Question

My Requirement: I have a service which takes care of persistence in my project. Let me call this service as PersistenceProvider service and lets assume it's residing in "my.persistenceservice" bundle.

Now, I have another bundle named "my.persitenceconsumer" bundle which referencing PersistenceProvider service using bind() unbind() method of one of the class named MyPersistenseConsumer. So when "my.persistenceconsumer" bundle starts, it will get reference of PersistenceProvider service using bind() method and MyPersistenceConsumer can use PersistenceProvider service

But, I also need to use this PersistenceProvider service from different classes in "my.persitenceconsumer" bundle.

My QUESTION is: What is the best way to use such shared service within different classes (in same bundle)

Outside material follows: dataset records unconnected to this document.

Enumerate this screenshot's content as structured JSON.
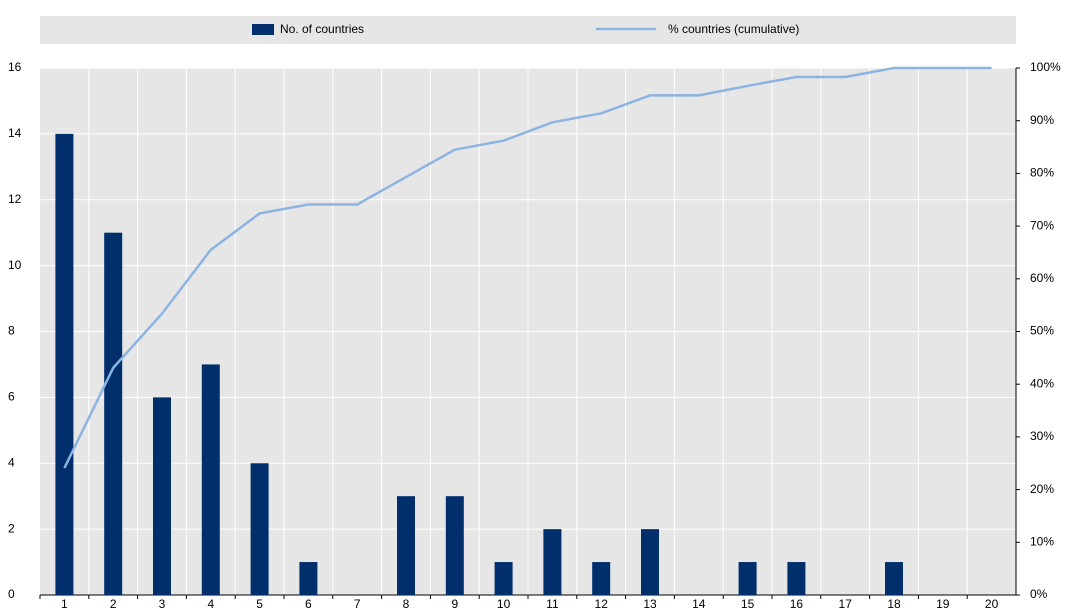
{
  "chart_data": {
    "type": "bar",
    "categories": [
      "1",
      "2",
      "3",
      "4",
      "5",
      "6",
      "7",
      "8",
      "9",
      "10",
      "11",
      "12",
      "13",
      "14",
      "15",
      "16",
      "17",
      "18",
      "19",
      "20"
    ],
    "series": [
      {
        "name": "No. of countries",
        "type": "bar",
        "color": "#002f6c",
        "values": [
          14,
          11,
          6,
          7,
          4,
          1,
          0,
          3,
          3,
          1,
          2,
          1,
          2,
          0,
          1,
          1,
          0,
          1,
          0,
          0
        ]
      },
      {
        "name": "% countries (cumulative)",
        "type": "line",
        "axis": "y2",
        "color": "#8cb4e2",
        "values": [
          24.1,
          43.1,
          53.4,
          65.5,
          72.4,
          74.1,
          74.1,
          79.3,
          84.5,
          86.2,
          89.7,
          91.4,
          94.8,
          94.8,
          96.6,
          98.3,
          98.3,
          100,
          100,
          100
        ]
      }
    ],
    "ylim": [
      0,
      16
    ],
    "yticks": [
      0,
      2,
      4,
      6,
      8,
      10,
      12,
      14,
      16
    ],
    "y2lim": [
      0,
      100
    ],
    "y2ticks": [
      {
        "value": 0,
        "label": "0%"
      },
      {
        "value": 10,
        "label": "10%"
      },
      {
        "value": 20,
        "label": "20%"
      },
      {
        "value": 30,
        "label": "30%"
      },
      {
        "value": 40,
        "label": "40%"
      },
      {
        "value": 50,
        "label": "50%"
      },
      {
        "value": 60,
        "label": "60%"
      },
      {
        "value": 70,
        "label": "70%"
      },
      {
        "value": 80,
        "label": "80%"
      },
      {
        "value": 90,
        "label": "90%"
      },
      {
        "value": 100,
        "label": "100%"
      }
    ],
    "grid": true,
    "legend": "top"
  }
}
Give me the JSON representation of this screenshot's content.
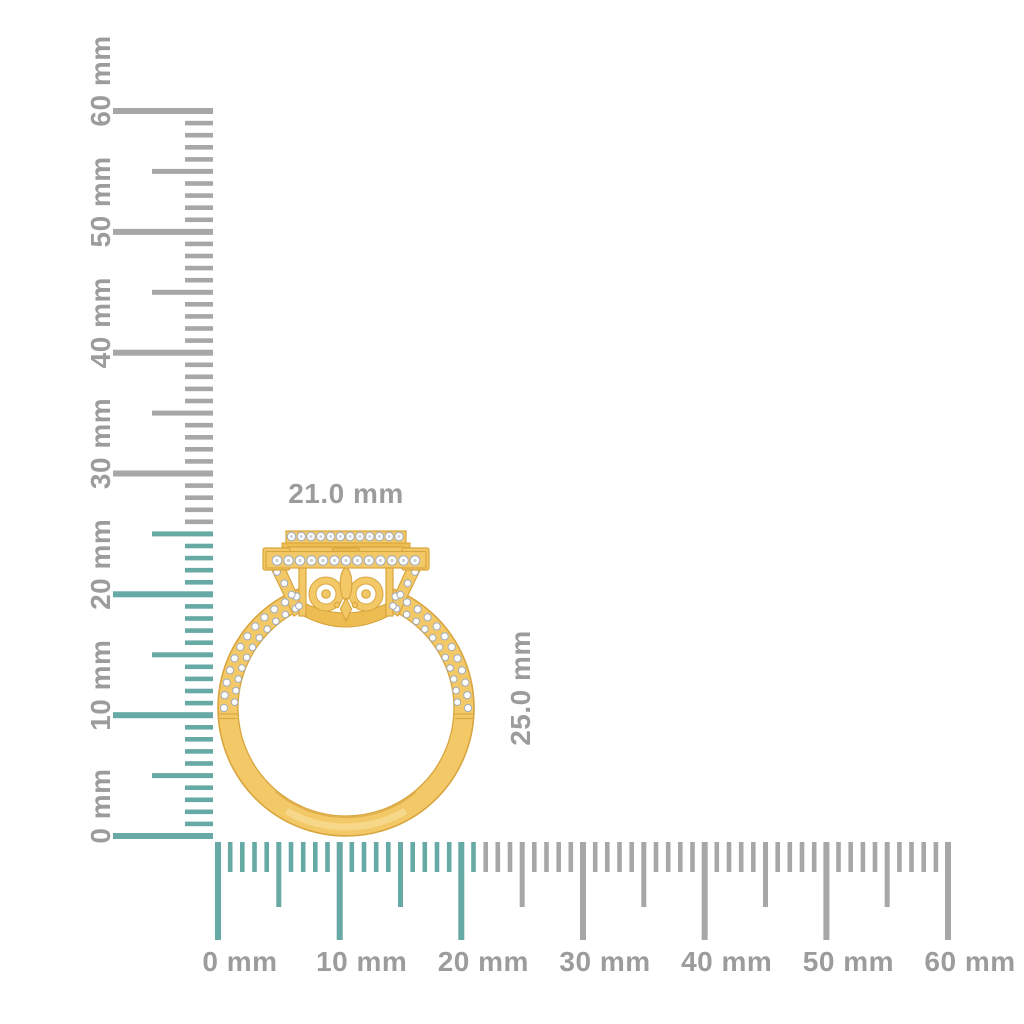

One of the solution: I can add Activator class in "my.persitenceconsumer" bundle .. having static getInstance() method. Which can be called by MyPersistenceConsumer.bind() and stores PersistenceProvider with Activator. Latter all classes in "my.persitenceconsumer" bundle can use PersistenceProvider using Activator class.

Here is the code:

public class MyPersistenceConsumer {
  public void bindPersistenceProvider(PersistenceProvider ppRef) {
    MyPersistenceConsumerActivator.getInstance().bindPersistenceProvider(ppRef);
  }
}

public class MyPersistenceConsumerActivator {
  static MyPersistenceConsumerActivator instance;
  PersistenceProvider ppRef;

  public static getInstance() {
    return instance;
  }

  public void bindPersistenceProvider(PersistenceProvider ppRef) {
    this.ppRef = ppRef;
  }
  public PersistenceProvider getPersistenceProvider() {
    return ppRef;
  }

  public void start(BundleContext context) throws Exception {
        instance = this;
  }
}

public class MyClass1 {

  public void usePersistenceProvider(){
    PersistenceProvider pp Ref =
      MyPersistenceConsumerActivator.getInstance().getPersistenceProvider();
  }

}

public class MyClass2 {

  public void usePersistenceProvider(){
    PersistenceProvider pp Ref =
      MyPersistenceConsumerActivator.getInstance().getPersistenceProvider();
  }

}

At Last: Does above is good way .. or is there a better way?

Was it helpful?

Solution

Singletons are an evilness that DS tries to eliminate. Singletons create brittle systems, they have the same problems as global vars.

The best solution is no-coupling. With DS I would use:

@Component
public class MyClass1 {
  @Reference
  void setPP( PersistenceProvider pp ) { ... }
}

And the same for MyClass2. If there is an instance relation between classes, pass the object around since you're already coupled then. As always, minimise coupling and maximise cohesion.

Factories and singletons are the exact evils OSGi tries to prevent for very good reasons.

OTHER TIPS

There are two possibilities I would recommend:

  • Make the objects that use the persistence-service declarative services. This the SCR will handle all the lifecycle-management and you will get very modular and testable classes.
  • Alternatively, you can pass a reference to the persistence-service in the constructor of these objects. The only problem here is that you have to make sure that these objects to not try to access the persistence-service after it has gone away.

Either of these approaches is to be preferred over the singleton-based solution you proposed.